Isothermal titration calorimetry

In chemical thermodynamics, isothermal titration calorimetry (ITC) is a physical technique used to determine the thermodynamic parameters of interactions in solution. ITC is the only technique capable comprehensively characterizing thermodynamic and even kinetic profile of the interaction by simultaneously determining binding constants (${\displaystyle K_{a}}$), reaction stoichiometry (${\displaystyle n}$), enthalpy (${\displaystyle \Delta H}$), Gibbs free energy (${\displaystyle \Delta G}$) and entropy (${\displaystyle \Delta S}$) within a single experiment. It consists of two cells which are enclosed in an adiabatic jacket.

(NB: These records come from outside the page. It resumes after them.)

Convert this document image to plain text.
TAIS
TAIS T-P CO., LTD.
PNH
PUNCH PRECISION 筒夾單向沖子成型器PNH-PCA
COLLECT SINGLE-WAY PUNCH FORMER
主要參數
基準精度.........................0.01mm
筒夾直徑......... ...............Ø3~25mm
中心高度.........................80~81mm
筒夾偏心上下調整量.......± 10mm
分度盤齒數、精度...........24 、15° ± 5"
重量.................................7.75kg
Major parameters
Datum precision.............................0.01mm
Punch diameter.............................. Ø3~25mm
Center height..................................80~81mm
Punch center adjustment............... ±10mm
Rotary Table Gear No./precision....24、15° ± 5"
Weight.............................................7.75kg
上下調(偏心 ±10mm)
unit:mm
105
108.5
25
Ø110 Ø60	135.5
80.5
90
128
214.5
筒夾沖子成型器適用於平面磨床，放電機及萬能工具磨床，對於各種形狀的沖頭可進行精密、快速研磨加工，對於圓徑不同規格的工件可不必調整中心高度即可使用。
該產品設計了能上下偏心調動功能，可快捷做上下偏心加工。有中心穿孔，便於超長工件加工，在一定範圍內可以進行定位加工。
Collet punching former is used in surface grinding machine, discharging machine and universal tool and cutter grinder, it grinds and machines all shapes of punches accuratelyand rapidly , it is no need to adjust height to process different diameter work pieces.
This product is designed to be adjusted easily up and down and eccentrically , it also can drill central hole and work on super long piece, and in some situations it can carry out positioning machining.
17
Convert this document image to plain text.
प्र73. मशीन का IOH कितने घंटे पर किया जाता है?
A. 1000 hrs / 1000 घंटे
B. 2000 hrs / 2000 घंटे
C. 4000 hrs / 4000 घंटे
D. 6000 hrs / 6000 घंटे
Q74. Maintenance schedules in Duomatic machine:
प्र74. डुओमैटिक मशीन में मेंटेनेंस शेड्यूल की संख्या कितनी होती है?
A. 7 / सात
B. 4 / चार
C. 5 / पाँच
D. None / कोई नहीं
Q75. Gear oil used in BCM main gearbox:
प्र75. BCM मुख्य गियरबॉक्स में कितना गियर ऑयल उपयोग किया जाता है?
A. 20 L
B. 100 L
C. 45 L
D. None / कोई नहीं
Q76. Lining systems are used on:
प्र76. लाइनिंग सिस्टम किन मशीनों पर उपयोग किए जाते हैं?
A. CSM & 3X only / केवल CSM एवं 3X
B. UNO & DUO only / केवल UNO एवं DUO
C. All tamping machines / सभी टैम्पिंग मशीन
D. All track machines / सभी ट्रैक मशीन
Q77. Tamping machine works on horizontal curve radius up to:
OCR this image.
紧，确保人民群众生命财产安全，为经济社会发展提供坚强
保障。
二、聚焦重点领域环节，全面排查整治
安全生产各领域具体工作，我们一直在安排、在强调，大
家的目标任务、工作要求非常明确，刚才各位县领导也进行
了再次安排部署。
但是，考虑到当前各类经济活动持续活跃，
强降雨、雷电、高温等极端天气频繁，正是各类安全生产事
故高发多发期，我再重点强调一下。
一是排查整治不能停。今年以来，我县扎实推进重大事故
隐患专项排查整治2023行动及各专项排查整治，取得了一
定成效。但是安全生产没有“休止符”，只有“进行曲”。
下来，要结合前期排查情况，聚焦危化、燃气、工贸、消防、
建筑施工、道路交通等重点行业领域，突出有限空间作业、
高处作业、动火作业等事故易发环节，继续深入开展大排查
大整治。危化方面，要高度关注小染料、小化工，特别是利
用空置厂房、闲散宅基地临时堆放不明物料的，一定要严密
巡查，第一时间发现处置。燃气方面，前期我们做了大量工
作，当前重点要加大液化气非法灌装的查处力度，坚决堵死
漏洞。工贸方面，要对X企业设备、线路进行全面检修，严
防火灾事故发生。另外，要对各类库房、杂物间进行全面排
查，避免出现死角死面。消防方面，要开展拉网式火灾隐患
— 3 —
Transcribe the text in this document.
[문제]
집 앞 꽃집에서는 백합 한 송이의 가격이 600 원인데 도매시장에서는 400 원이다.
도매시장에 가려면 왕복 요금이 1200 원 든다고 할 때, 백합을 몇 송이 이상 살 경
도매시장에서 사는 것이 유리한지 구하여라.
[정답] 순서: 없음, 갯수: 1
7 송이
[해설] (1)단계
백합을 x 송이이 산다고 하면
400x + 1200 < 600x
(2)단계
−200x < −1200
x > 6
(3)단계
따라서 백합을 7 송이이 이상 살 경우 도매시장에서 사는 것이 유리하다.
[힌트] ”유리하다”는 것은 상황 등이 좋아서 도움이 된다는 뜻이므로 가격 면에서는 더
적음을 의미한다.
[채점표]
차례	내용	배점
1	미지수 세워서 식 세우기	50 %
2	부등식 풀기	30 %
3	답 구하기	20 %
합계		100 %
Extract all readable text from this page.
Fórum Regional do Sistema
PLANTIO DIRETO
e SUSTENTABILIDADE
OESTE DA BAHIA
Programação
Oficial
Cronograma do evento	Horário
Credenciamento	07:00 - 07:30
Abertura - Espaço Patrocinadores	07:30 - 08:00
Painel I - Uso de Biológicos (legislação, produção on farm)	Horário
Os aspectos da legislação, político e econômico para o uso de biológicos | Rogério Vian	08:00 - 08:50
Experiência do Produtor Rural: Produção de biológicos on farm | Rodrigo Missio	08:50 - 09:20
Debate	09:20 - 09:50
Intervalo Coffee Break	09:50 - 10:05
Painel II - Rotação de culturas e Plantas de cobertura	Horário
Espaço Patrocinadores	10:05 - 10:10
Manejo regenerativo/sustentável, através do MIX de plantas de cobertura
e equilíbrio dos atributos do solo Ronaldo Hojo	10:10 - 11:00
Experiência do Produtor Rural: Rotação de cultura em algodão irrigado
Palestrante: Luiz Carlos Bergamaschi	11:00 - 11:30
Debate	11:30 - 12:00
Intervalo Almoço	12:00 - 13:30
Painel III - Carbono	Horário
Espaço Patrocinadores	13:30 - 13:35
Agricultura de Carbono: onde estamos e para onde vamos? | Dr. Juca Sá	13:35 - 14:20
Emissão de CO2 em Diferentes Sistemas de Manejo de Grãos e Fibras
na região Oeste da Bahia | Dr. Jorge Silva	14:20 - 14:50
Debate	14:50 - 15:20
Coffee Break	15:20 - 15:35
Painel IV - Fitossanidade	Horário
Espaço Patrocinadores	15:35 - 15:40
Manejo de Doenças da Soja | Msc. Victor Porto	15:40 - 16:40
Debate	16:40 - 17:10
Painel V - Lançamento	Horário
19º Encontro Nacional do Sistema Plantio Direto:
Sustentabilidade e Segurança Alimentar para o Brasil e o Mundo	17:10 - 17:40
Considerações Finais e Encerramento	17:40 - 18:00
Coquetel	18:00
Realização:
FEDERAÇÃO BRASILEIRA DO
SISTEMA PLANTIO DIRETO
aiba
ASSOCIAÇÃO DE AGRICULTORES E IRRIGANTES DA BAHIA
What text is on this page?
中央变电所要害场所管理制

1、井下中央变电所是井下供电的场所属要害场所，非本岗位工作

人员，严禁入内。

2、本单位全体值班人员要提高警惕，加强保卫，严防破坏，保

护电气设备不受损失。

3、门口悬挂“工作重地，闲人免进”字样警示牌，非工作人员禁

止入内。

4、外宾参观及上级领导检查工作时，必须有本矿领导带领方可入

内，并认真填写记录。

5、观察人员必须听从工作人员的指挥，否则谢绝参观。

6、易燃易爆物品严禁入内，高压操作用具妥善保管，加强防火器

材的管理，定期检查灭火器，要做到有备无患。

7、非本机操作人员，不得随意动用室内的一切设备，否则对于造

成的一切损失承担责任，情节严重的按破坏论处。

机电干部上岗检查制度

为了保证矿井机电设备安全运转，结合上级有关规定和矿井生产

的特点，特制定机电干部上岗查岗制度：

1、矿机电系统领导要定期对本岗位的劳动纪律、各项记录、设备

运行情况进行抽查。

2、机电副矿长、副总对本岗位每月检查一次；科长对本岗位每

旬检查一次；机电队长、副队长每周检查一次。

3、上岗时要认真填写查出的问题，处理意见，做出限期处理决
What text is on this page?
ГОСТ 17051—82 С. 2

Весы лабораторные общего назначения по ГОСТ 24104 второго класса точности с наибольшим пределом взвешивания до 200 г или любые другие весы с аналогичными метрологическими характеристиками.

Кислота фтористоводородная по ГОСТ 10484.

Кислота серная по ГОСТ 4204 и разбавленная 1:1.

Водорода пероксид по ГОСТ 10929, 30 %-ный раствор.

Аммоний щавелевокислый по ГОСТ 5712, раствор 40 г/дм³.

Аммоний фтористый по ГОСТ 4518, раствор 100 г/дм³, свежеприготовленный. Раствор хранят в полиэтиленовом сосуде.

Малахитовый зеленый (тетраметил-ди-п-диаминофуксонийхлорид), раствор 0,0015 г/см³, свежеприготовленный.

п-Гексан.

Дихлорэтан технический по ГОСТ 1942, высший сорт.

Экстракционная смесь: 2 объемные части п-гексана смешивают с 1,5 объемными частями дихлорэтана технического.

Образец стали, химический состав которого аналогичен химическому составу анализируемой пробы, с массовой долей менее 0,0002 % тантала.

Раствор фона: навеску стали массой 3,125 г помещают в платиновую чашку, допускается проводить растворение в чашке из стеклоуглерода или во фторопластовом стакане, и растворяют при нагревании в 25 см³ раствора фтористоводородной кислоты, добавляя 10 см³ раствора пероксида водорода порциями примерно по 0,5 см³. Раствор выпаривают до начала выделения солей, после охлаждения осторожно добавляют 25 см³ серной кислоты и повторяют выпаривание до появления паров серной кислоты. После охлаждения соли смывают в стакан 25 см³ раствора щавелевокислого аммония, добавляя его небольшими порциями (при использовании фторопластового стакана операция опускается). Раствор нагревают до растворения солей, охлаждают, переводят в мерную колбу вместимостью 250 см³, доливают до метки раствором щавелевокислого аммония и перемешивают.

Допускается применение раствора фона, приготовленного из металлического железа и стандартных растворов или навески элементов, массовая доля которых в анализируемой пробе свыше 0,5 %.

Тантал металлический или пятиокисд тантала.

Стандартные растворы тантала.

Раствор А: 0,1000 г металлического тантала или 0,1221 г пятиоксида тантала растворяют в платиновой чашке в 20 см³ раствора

The compounds to be studied are placed in the sample cell, while the other cell, the reference cell, is used as a control and contains the buffer in which the sample is dissolved. The technique quantifies the heat released or absorbed during the binding process by incrementally adding one reactant (via a syringe) to another (in the sample cell) while maintaining constant temperature and pressure. Heat-sensing devices within the ITC detect temperature variations between two cells, transmitting this information to heaters that adjust accordingly to restore thermal equilibrium between the cells. This energy is converted into binding enthalpy using the information about concentrations of the reactants and the cell volume. Compared to other calorimeters, ITC does not require any correctors since there is no heat exchange between the system and the environment. ITC is also highly sensitive with a fast response time and benefits from modest sample requirements. While differential scanning calorimetry (DSC) can also provide direct information about the thermodynamic of binding interactions, ITC offers the added capability of quantifying the thermodynamics of metal ion binding to proteins.